Take for example a pharmaceutical executive who needs to view approve or a apply a minor edit to a document quickly. Because of the regulations and security involved, this may mean logging in from a computer, searching through a folder, finding the right sentence or chart and so on… With a new app like OpenText Quality Center (built on OpenText Documentum for Life Science and Opentext Life Science Express) which was delivered yesterday, the pharmaceutical executive whose input is needed can view the content from her phone at her daughter’s soccer game without missing the first time her kid scores a goal. Not only that, but her coworkers involved in the workflow don’t have to sit around waiting until the game is over. An app like this can impact everything from patient safety, to time-to-market, to employee and customer satisfaction to the company’s bottom line. This is a scenario that could play out with one of the O2T apps delivered today.

Legal Center Onboarding dashboard

Other apps include the OpenText Legal Center — a cloud-based, process-centric approach to addressing specialized legal use cases like client onboarding, external sharing and collaboration and document management, as well as Extended ECM for SuccessFactors Public Cloud Edition — the latest collaboration between SAP and OpenText, delivering secure content management solutions for SAP’s talent management platform.
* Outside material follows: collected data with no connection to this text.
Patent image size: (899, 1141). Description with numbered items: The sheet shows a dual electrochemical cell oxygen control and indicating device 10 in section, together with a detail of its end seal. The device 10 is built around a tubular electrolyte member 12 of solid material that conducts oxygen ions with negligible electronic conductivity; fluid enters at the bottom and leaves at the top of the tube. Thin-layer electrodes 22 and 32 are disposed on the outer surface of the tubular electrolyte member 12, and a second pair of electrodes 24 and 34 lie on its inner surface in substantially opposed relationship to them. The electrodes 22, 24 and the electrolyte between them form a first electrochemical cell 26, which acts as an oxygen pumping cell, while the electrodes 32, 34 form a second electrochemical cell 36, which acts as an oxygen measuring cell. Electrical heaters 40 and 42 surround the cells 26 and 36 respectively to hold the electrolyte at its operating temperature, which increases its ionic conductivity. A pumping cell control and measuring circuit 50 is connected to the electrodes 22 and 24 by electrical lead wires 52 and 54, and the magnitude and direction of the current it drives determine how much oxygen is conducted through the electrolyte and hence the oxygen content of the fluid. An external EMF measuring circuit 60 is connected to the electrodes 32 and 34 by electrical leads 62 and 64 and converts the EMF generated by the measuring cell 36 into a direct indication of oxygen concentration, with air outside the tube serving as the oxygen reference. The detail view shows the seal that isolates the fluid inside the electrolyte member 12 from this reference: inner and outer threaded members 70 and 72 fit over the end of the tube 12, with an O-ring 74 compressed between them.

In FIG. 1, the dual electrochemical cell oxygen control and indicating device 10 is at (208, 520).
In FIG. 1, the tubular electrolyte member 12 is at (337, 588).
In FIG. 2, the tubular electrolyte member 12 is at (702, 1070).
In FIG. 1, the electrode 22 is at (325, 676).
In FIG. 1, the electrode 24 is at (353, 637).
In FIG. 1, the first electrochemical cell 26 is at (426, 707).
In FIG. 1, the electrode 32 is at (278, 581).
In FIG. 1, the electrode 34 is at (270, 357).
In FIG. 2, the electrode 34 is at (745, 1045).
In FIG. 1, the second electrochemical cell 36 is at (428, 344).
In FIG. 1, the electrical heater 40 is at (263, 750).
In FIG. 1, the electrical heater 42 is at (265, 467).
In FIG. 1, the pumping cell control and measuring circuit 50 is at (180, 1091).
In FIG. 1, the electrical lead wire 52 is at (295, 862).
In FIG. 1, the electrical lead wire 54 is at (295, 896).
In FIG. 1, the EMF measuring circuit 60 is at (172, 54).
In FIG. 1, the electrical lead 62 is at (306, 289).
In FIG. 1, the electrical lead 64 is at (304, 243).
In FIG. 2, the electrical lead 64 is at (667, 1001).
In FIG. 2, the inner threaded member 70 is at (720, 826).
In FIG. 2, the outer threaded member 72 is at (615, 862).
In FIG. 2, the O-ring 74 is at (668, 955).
These apps are an example of OpenText’s “embrace and extend” strategy, according to Stephen Ludlow, vice president of product marketing.

OpenText’s Google partnership falls on the other end of the spectrum. It is the first step OpenText has made aimed at helping its customers move their OpenText investments to a public cloud. The partnership is expected to deliver a containerized application architecture for flexible cloud or hybrid deployment models. Similar initiatives with AWS and Microsoft Azure will follow.

But OpenText isn’t rushing anyone to lift now, or ever, for that matter. Ludlow says that OpenText will continue to build for on-premise, managed service, private cloud, and public cloud. The aim is to support customer moves to the cloud when they are ready and to the destination of their choice. “Our goal is to provide a path for them,” he says.

There is something new in the release for Documentum developers too — the Smart UI for Documentum D2, a common, flexible, responsive UI across OpenText content services.

As with any acquisition and any new release, the big question is “Are you better off today than you were yesterday?” By this measure Deep Analysis analyst Alan Pelz-Sharpe offers a thumbs up, “OpenText has been investing heavily for a while now and by ECM standards they are comfortably ahead of the pack in that department. Ensuring Documentum is leveraging OpenText’s other assets is a good thing,” he says, adding that a look at OpenText’s revenues confirms his sentiment.